Created on 10 Sep. 2023

Assess the quality of the AI-generated content by voting

Score: 0

The previous summary was created more than a year ago and can be re-run (if necessary) by clicking on the Run button below.

Similar papers summarized with our AI tools

57.7%

Structured information extraction from complex scientific text with fine-tune…

cs.CL

57.5%

Spark NLP: Natural Language Understanding at Scale

cs.CL

56.7%

Zero is Not Hero Yet: Benchmarking Zero-Shot Performance of LLMs for Financia…

cs.CL

56.6%

Question Answering Survey: Directions, Challenges, Datasets, Evaluation Matri…

cs.CL

56.2%

Towards Expert-Level Medical Question Answering with Large Language Models

cs.CL

56.1%

BERT: A Review of Applications in Natural Language Processing and Understandi…

cs.CL

55.6%

Common human diseases prediction using machine learning based on survey data

cs.LG

Navigate through even more similar papers through a

tree representation

Look for similar papers (in beta version)

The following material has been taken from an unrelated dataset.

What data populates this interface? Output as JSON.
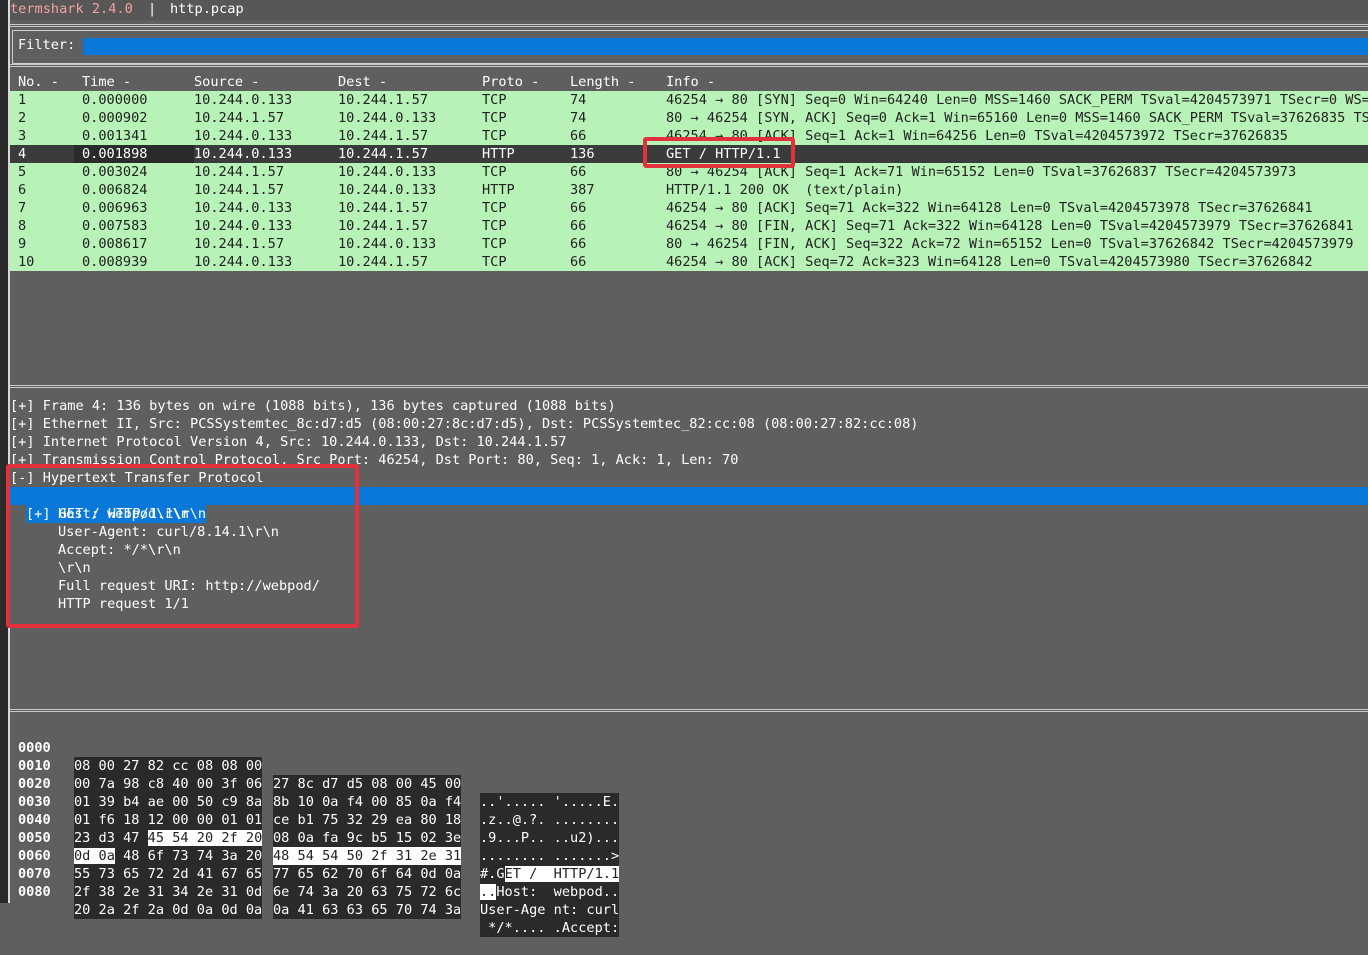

By clicking on the button above, our algorithm will scan all papers in our database to find the closest based on the contents of the full papers and not just on metadata. Please note that it only works for papers that we have generated summaries for and you can rerun it from time to time to get a more accurate result while our database grows.

Disclaimer: The AI-based summarization tool and virtual assistant provided on this website may not always provide accurate and complete summaries or responses. We encourage you to carefully review and evaluate the generated content to ensure its quality and relevance to your needs.